Anton Topilnyckyj, the Halifax-based prayer coordinator of the Military Christian Fellowship of Canada, sees the number of people seeking spiritual help keep growing.
Yet Topilnyckyj, who himself served 25 years in the military and still serves in a civilian capacity, is not surprised that more people like her "are really looking and seeking."
"In the last 10 years, our whole Armed Forces has been in more conflict than we have in a long time," he says, referring to Canada's 10-year military deployment in Afghanistan that claimed the lives of 158 soldiers and added more than 4,000 veterans to the disability benefits roster. "When we face adversity, all of a sudden God seems a little bit closer."
Topilnyckyj has been a member of the fellowship almost since it began in the late 1970s when a corporal in Ottawa began mailing out lists of prayer requests to Christians in the military serving overseas.
The MCF was formally organized in 1989 with its own constitution, an executive, and a board made up of very senior retired officers. It now has 225 signed-up members from many denominations and every military rank.
"I don't think we did a very good job of letting ourselves be known as to who we are," says Topilnyckyj. "At one point we became just a club.

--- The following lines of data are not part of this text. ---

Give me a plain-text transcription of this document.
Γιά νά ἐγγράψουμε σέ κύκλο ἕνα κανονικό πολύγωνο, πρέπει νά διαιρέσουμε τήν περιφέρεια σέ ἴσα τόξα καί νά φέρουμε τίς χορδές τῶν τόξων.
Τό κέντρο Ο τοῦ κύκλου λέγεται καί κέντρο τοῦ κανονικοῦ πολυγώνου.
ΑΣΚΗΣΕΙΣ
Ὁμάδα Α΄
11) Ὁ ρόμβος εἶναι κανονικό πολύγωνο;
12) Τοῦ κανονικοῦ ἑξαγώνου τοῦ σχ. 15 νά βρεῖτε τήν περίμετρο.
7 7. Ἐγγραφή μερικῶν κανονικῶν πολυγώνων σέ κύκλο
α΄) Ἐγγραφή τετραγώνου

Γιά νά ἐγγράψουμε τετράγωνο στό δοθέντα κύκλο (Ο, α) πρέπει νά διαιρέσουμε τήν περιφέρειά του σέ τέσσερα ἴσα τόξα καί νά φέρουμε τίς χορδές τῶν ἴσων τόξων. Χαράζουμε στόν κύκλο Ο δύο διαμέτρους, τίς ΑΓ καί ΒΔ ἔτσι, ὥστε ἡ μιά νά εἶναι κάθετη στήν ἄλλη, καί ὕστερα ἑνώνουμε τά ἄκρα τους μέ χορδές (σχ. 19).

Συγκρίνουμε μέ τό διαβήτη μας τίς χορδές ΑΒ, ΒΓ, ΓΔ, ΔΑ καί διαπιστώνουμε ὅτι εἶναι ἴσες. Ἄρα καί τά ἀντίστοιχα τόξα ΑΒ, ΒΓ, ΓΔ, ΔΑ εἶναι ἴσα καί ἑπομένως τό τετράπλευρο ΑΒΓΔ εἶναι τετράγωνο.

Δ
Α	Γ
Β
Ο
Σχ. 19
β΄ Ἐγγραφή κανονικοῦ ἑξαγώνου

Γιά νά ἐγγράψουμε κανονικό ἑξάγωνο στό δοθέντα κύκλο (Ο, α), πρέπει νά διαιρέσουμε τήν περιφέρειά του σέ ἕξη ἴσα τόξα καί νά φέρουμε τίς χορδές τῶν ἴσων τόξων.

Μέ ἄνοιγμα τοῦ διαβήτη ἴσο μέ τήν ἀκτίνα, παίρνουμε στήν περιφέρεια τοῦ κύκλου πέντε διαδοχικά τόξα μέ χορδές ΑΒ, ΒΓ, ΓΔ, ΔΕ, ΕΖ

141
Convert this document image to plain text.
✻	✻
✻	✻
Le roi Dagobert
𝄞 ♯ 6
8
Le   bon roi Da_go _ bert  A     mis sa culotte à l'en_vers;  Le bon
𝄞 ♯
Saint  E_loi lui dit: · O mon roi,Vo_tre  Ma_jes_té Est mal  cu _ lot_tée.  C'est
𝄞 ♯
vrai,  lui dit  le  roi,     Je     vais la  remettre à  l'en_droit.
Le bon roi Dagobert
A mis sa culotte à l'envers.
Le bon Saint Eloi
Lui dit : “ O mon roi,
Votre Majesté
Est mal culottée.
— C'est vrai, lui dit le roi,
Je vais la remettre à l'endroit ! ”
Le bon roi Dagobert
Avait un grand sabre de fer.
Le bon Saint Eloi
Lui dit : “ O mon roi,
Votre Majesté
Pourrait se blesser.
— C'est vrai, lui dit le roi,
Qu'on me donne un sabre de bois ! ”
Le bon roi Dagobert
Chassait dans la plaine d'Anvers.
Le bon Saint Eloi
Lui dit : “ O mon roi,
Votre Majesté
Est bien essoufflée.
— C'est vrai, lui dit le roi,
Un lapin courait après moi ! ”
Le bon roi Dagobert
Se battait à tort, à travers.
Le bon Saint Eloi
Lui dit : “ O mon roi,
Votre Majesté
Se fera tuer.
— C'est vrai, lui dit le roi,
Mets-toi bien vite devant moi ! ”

We've been more aggressive lately promoting prayer and fellowship, and encouraging people to go to a church."
That outreach includes raising the MCF's profile in legions across the country, asking churches located near military bases to consider partnering with them to host perhaps a prayer group for people on the base, and exploring new ways to come alongside military chaplains.
"There's a bit of a restriction on what they're allowed to talk about outside a chapel service, whereas we have the freedom to express our faith absolutely," says Topilnyckyj. "I know many of the chaplains appreciate that."
The MCF is also partnering with non-military Christian organizations. At last year's Grey Cup, it bought 100 tickets to a pre-game prayer breakfast with some of the players hosted by Athletes in Action. These were handed out to veterans and their families.
"I think some people didn't realize that they had other Christian brothers and sisters out there. I'm always amazed when I run into people on the base where I'm working now, and they recognize my name from an e-mail," says Topilnyckyj.
"Basically we're growing. We're not just a bunch of guys hanging out and praying—which was not a bad thing."